Esa separación ocurre en los días de hoy en muchos cristianos. Su conducta, su proceder, su forma de vida en general, tiene una separación, una incoherencia con relación al Evangelio, a las enseñanzas de la Santa Iglesia, a los Mandamientos de la Ley de Dios.  Pueden participar de las misas dominicales habitualmente, pero, al salir, al volver al mundo secularizado que los rodea, sus vidas se alejan de esta santa realidad que vivieron apenas un pequeño período de tiempo durante la semana. Vemos así como “la continuidad liturgia-vida es una de las cuestiones más serias que un cristiano adulto se debe plantear”[14]; el evitar esa separación, esa membrana que separa la vida profesional, cultural, social, de familia, de lo que vivió en el momento de la celebración litúrgica dominical. “Lo decisivo es la ósmosis entre lo que se cree, que se celebra y lo que se vive”[15].

Terminada la Eucaristía el sacerdote – o en su defecto el diácono – afirma con todo énfasis, antes del “Podéis ir en paz”, momento en que partirán para su vida cotidiana, diciendo: “glorificad con vuestras vidas al Señor”, haciendo de sus vidas un testimonio misionero continuo; pues de lo contrario todo quedaría en “un ceremonialismo vacío”[16].

Esta incoherencia de vida deseaba solucionarla, desde inicios del siglo pasado,  el Papa San Pío X. A pocos meses de haber asumido el Pontificado en su Motu Proprio Tra le sollecitudini, sobre la música y el canto en la Iglesia, mostraba su vivísimo deseo, de restaurar el culto divino, para que el verdadero espíritu cristiano vuelva a florecer en todo.

Señaló un punto de partida del movimiento litúrgico de nuestros días: “lo primero es proveer a la santidad y dignidad del templo, donde los fieles se juntan precisamente para adquirir ese espíritu en su primer e insustituible manantial, que es la participación activa en los sacrosantos misterios y en la pública y solemne oración de la Iglesia”[17].  

La participación plena, consciente y activa

La “participación activa” quedó marcada también en diversos decretos posteriores del Soberano Pontífice: la comunión frecuente facilitada a los fieles y el ser llevada a los enfermos, el adelanto de la edad para la primera comunión de los niños, así como la renovación del Triduo Pascual; que le valieron ser designado como el Papa de la Eucaristía.
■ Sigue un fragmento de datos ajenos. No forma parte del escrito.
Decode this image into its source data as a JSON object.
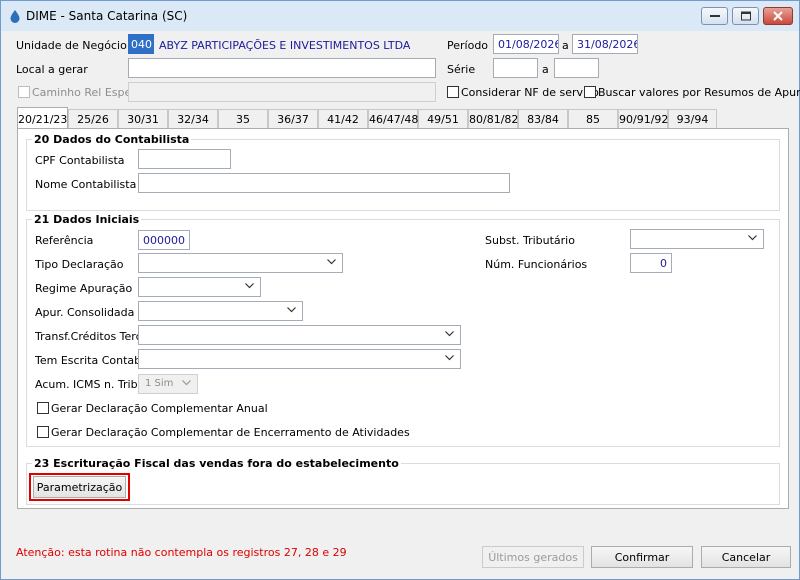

Su plan pastoral era el fortalecer la vida cristiana de los fieles en torno a la parroquia, célula fundamental de la comunidad de fieles: “Revitalizando el fervor del pueblo por medio de una asistencia activa en el santo sacrificio de la Misa”[18]. 

Pío XI, veinticinco años después, mostraba que “es absolutamente necesario que los fieles no asistan a los oficios como extraños a los mismos o como espectadores mudos, sino que, penetrados por la belleza de las realidades litúrgicas, deben participar de las ceremonias sagradas”[19].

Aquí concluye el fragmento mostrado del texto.